Tutaj ta furtka jest zamknięta :)
Wersja 2:
Tutaj ciekawostka... Nic nie znalazłem na temat terminu na jaki udziela
się licencja :) Czy więc jest tylko "pięcioletnia" i możliwa do
odwołania po tym czasie?
Raczej nie... powód:
6. Each time you redistribute the Program (or any work based on the
Program), the recipient automatically receives a license from the
original licensor to copy, distribute or modify the Program subject to
these terms and conditions.
Czyli momentem udzielenia licencji jest każda redystrybucja programu :)
Jak się zbliża ten groźny 5 letni termin, wystarczy ściągnąć go na
powrót z jakiegoś FTP-a czy CVS-a i "zresetować" licznik.
Teoretycznie możliwa jest sytuacja, kiedy program na GPLv2 (i tylko na
niej, a nie "v2 or later") nie jest dostępny publicznie (np. sprzedany
tylko jednemu licencjobiorcy) i autor wpadnie na pomysł, żeby po 5
latach licencję cofnąć...
Ciekawe zagadnienie :)
R.
-
6. Data: 2007-10-15 14:39:05
Temat: Re: [autorskie] GPL a art. 66 Ustawy
Od: p...@g...pl (Piotr Dembiński)
Robert Osowiecki <r...@r...art.pl> writes:
[...]
> Czyli momentem udzielenia licencji jest każda redystrybucja programu
> :) Jak się zbliża ten groźny 5 letni termin, wystarczy ściągnąć go
> na powrót z jakiegoś FTP-a czy CVS-a i "zresetować" licznik.
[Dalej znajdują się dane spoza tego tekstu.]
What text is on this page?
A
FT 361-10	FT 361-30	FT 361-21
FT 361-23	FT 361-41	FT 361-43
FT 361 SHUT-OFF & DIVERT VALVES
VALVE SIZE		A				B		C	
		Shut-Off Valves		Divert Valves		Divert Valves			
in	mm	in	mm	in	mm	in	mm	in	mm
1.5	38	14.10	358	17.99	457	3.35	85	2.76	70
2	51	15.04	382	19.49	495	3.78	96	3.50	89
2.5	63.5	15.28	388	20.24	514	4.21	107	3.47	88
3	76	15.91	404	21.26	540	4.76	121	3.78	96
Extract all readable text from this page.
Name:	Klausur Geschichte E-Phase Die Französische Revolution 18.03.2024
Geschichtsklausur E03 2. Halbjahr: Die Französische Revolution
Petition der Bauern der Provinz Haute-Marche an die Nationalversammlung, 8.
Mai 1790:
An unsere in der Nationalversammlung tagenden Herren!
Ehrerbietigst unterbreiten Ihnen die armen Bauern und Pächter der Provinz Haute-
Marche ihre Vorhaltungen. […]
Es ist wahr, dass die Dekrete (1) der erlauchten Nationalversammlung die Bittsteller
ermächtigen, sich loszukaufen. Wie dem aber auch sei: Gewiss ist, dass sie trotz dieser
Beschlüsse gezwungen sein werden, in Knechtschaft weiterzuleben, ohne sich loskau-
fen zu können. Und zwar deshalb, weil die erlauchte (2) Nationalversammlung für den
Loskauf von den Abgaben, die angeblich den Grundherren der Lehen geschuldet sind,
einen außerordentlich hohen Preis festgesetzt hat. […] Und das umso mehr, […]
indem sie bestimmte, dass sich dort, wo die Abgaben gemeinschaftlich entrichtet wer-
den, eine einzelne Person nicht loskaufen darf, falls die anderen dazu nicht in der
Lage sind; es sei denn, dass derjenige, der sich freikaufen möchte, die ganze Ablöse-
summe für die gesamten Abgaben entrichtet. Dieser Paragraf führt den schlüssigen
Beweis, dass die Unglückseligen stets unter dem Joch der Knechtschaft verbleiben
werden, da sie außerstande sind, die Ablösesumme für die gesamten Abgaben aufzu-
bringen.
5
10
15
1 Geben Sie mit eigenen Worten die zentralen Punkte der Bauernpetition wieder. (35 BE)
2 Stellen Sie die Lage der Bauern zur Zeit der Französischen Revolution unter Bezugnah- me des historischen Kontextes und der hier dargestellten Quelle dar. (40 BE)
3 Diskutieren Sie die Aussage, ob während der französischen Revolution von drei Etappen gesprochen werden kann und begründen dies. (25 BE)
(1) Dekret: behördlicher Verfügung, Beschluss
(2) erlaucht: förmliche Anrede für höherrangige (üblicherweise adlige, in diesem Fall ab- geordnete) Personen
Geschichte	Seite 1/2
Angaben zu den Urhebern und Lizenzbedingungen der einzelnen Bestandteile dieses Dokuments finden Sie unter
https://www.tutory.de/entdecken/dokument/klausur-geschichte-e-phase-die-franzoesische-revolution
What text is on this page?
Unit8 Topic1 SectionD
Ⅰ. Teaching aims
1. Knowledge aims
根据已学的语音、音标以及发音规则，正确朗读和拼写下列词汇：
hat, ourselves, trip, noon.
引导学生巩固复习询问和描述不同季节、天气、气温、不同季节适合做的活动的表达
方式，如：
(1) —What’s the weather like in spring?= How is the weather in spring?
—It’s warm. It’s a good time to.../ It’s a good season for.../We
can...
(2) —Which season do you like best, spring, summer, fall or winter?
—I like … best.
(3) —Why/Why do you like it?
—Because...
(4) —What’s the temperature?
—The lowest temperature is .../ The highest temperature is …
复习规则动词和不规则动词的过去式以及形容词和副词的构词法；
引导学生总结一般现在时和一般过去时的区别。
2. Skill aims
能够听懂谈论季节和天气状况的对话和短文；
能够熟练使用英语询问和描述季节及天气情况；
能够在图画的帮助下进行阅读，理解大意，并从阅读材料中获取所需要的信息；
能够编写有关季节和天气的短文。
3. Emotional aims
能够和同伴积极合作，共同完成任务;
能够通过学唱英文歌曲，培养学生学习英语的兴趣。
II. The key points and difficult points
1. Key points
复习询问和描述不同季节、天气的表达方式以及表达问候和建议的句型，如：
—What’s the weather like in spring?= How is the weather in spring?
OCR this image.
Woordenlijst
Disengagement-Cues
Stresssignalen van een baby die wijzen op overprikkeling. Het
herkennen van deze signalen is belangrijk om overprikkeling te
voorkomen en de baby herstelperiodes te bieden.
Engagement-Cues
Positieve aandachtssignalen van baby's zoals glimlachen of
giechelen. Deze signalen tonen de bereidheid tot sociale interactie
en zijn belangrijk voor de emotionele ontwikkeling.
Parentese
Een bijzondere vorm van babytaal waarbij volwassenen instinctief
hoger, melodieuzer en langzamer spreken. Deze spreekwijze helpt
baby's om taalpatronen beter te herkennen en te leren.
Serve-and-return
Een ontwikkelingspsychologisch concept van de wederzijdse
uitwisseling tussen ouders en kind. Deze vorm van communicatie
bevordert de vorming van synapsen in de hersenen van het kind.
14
To na pewno. Chodziło mi systemy wbudowane (ang. embedded), w których
program jest zainstalowany raz i działa jakieś dziesięć lat bez
przerwy, bez konieczności serwisowania. Z art. 66 i 68 wynikałoby,
że taki sprzęt wymagałby reinstalacji oprogramowania circa co pięć lat.
> Teoretycznie możliwa jest sytuacja, kiedy program na GPLv2
> (i tylko na niej, a nie "v2 or later") nie jest dostępny publicznie
> (np. sprzedany tylko jednemu licencjobiorcy) i autor wpadnie na
> pomysł, żeby po 5 latach licencję cofnąć...
>
> Ciekawe zagadnienie :)
Inną ciekawą sprawą jest licencjonowanie oprogramowania typu firmware
(BIOS etc). Czy po pięciu latach należałoby takie -- dostarczane
zwykle jako część sprzętu -- oprogramowanie relicencjonować?